Gary and Ron have a co-dependent friendship; without Ron, Gary has no-one to aid him with his time-travelling problems or confide in, and Ron does not appear to have any friends other than Gary.

==Reg Deadman==
Born in 1901, Reg Deadman (Christopher Ettridge) is a simple-minded East End policeman and close friend to Phoebe and her father, Eric. Reg is a regular patron of the Royal Oak and is eventually employed by Phoebe to help her run the pub when her father dies. Despite his sexual naivete, Gary is eventually able to introduce Reg to the son he never knew he had, Frankie, who is the result of Reg's affair with a bus conductress named Margie.

Reg takes Gary at his word when he says he is a secret agent for World War II and Hollywood songwriter. They become good friends.

Like Ron and Yvonne, Reg has relatives who interact with Gary in his travels through time; he is the only regular 1940s character to have a descendant of his shown in the 1990s (Ron's grandfather Albert Wheatcroft is seen in one episode).
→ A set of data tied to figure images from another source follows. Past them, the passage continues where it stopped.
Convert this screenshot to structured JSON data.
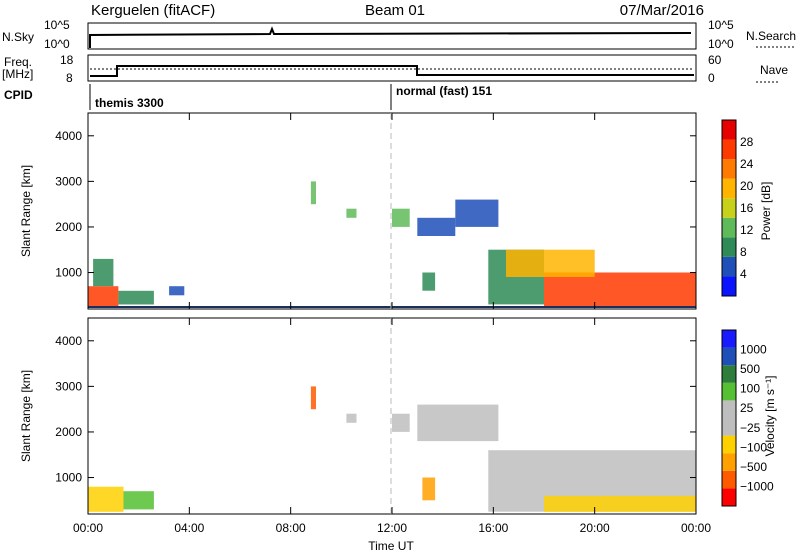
{
  "header": {
    "station": "Kerguelen (fitACF)",
    "beam": "Beam 01",
    "date": "07/Mar/2016"
  },
  "status_panels": {
    "nsky": {
      "label": "N.Sky",
      "ticks": [
        "10^5",
        "10^0"
      ]
    },
    "nsearch": {
      "label": "N.Search",
      "ticks": [
        "10^5",
        "10^0"
      ]
    },
    "freq": {
      "label_line1": "Freq.",
      "label_line2": "[MHz]",
      "ticks": [
        "18",
        "8"
      ]
    },
    "nave": {
      "label": "Nave",
      "ticks": [
        "60",
        "0"
      ]
    },
    "cpid": {
      "label": "CPID",
      "modes": [
        {
          "name": "themis 3300",
          "start_hour": 0
        },
        {
          "name": "normal (fast) 151",
          "start_hour": 12
        }
      ]
    }
  },
  "colors": {
    "power_scale": [
      "#0a14ff",
      "#1f4fb8",
      "#2e8b57",
      "#5fba5a",
      "#c8d11a",
      "#ffb400",
      "#ff7a00",
      "#ff3a00",
      "#e60000"
    ],
    "velocity_scale": [
      "#ff0000",
      "#ff5a00",
      "#ffa000",
      "#ffd000",
      "#bebebe",
      "#bebebe",
      "#55c033",
      "#2f7d3a",
      "#1f4fb8",
      "#1a1aff"
    ]
  },
  "chart_data": [
    {
      "type": "heatmap",
      "name": "power",
      "xlabel": "",
      "ylabel": "Slant Range [km]",
      "colorbar_label": "Power [dB]",
      "colorbar_ticks": [
        "28",
        "24",
        "20",
        "16",
        "12",
        "8",
        "4"
      ],
      "colorbar_range": [
        0,
        32
      ],
      "xlim_hours": [
        0,
        24
      ],
      "ylim": [
        200,
        4500
      ],
      "yticks": [
        "1000",
        "2000",
        "3000",
        "4000"
      ],
      "patches": [
        {
          "t0": 0.0,
          "t1": 1.2,
          "r0": 250,
          "r1": 700,
          "level": 26
        },
        {
          "t0": 0.2,
          "t1": 1.0,
          "r0": 700,
          "r1": 1300,
          "level": 10
        },
        {
          "t0": 1.2,
          "t1": 2.6,
          "r0": 300,
          "r1": 600,
          "level": 8
        },
        {
          "t0": 3.2,
          "t1": 3.8,
          "r0": 500,
          "r1": 700,
          "level": 7
        },
        {
          "t0": 8.8,
          "t1": 9.0,
          "r0": 2500,
          "r1": 3000,
          "level": 14
        },
        {
          "t0": 10.2,
          "t1": 10.6,
          "r0": 2200,
          "r1": 2400,
          "level": 12
        },
        {
          "t0": 12.0,
          "t1": 12.7,
          "r0": 2000,
          "r1": 2400,
          "level": 12
        },
        {
          "t0": 13.0,
          "t1": 14.5,
          "r0": 1800,
          "r1": 2200,
          "level": 6
        },
        {
          "t0": 14.5,
          "t1": 16.2,
          "r0": 2000,
          "r1": 2600,
          "level": 5
        },
        {
          "t0": 13.2,
          "t1": 13.7,
          "r0": 600,
          "r1": 1000,
          "level": 10
        },
        {
          "t0": 15.8,
          "t1": 18.0,
          "r0": 300,
          "r1": 1500,
          "level": 8
        },
        {
          "t0": 18.0,
          "t1": 24.0,
          "r0": 250,
          "r1": 1000,
          "level": 26
        },
        {
          "t0": 16.5,
          "t1": 20.0,
          "r0": 900,
          "r1": 1500,
          "level": 20
        }
      ]
    },
    {
      "type": "heatmap",
      "name": "velocity",
      "xlabel": "Time UT",
      "ylabel": "Slant Range [km]",
      "colorbar_label": "Velocity [m s⁻¹]",
      "colorbar_ticks": [
        "1000",
        "500",
        "100",
        "25",
        "−25",
        "−100",
        "−500",
        "−1000"
      ],
      "xlim_hours": [
        0,
        24
      ],
      "xticks": [
        "00:00",
        "04:00",
        "08:00",
        "12:00",
        "16:00",
        "20:00",
        "00:00"
      ],
      "ylim": [
        200,
        4500
      ],
      "yticks": [
        "1000",
        "2000",
        "3000",
        "4000"
      ],
      "patches": [
        {
          "t0": 0.0,
          "t1": 1.4,
          "r0": 250,
          "r1": 800,
          "level": 3
        },
        {
          "t0": 1.4,
          "t1": 2.6,
          "r0": 300,
          "r1": 700,
          "level": 6
        },
        {
          "t0": 8.8,
          "t1": 9.0,
          "r0": 2500,
          "r1": 3000,
          "level": 1
        },
        {
          "t0": 10.2,
          "t1": 10.6,
          "r0": 2200,
          "r1": 2400,
          "level": 5
        },
        {
          "t0": 12.0,
          "t1": 12.7,
          "r0": 2000,
          "r1": 2400,
          "level": 5
        },
        {
          "t0": 13.0,
          "t1": 16.2,
          "r0": 1800,
          "r1": 2600,
          "level": 4
        },
        {
          "t0": 13.2,
          "t1": 13.7,
          "r0": 500,
          "r1": 1000,
          "level": 2
        },
        {
          "t0": 15.8,
          "t1": 24.0,
          "r0": 250,
          "r1": 1600,
          "level": 5
        },
        {
          "t0": 18.0,
          "t1": 24.0,
          "r0": 250,
          "r1": 600,
          "level": 3
        }
      ]
    }
  ]
}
Reg's 1990s policeman grandson is the one who directs Gary into discovering the time portal in the first episode. Reg interacts with Gary and Yvonne occasionally, including one episode in which Gary, having spent time in the 1940s drinking, attempts to drive his Ford Escort van and is stopped by Reg's descendant, causing him to lose his driving license and be dismissed as a TV repair man. As a result, in later episodes, he opens his own business "Blitz and Pieces".

Gary also interacts with one of Reg's relatives during the one instance he travelled back to the 1880s. This relative is shown to be much smarter than Reg, adorned with mutton chops, and aggressively yet cynically on the trail of Jack the Ripper.

In one episode it is revealed that Reg is still alive in the 1990s, but living in a care home, where he has dementia.

==Eric Elward==
Eric (played by David Ryall) is Phoebe's father and a staunch supporter of his king and country. He has fought in World War I and went "over the top" in the Battle of the Somme. At first, Eric believes Gary is a German spy, but withdraws the accusation when he is knocked out by his till tray and Gary revives him with the artificial respiration. For a while, Gary and Eric are on good terms, but Eric never appears to lose his underlying suspicion of Gary and is quick to remind Phoebe that she is still married to a serving British soldier whenever Gary visits. Eric is killed in a bombing later in the show.

==Michael Sparrow==

Michael is the son of Phoebe and Gary, born at the end of Series 4. When first learning of Phoebe's pregnancy, Gary complains to Ron that there is "no bright side" as his child will actually be twenty years older than he is. Michael is in his fifties in one episode, "My Heart Belongs to Daddy", where he appears in the present day. He unwittingly visited Gary's Blitz and Pieces shop and appears to be poverty-stricken. Gary remedies the situation by setting up a trust-fund for Michael in the 1940s.

Adult Michael is played by Ian Lavender, who played Pike in another sitcom set in the Second World War, Dad's Army.

==Ellie==
Ellie (Esme Coy) is Gary and Yvonne's delinquent teenage daughter. Gary and Ellie are unaware of each other's existence, as Yvonne only found out she was pregnant after Gary had become trapped in the past. Because of Yvonne's hectic lifestyle and lack of father, Ellie lives a rebellious teenage life. Yvonne has never revealed Gary's identity to her and insists Gary keeps the secret. Despite this, Ellie feels a genuine connection to Gary, telling him, without realizing his identity, she fully intends on meeting him.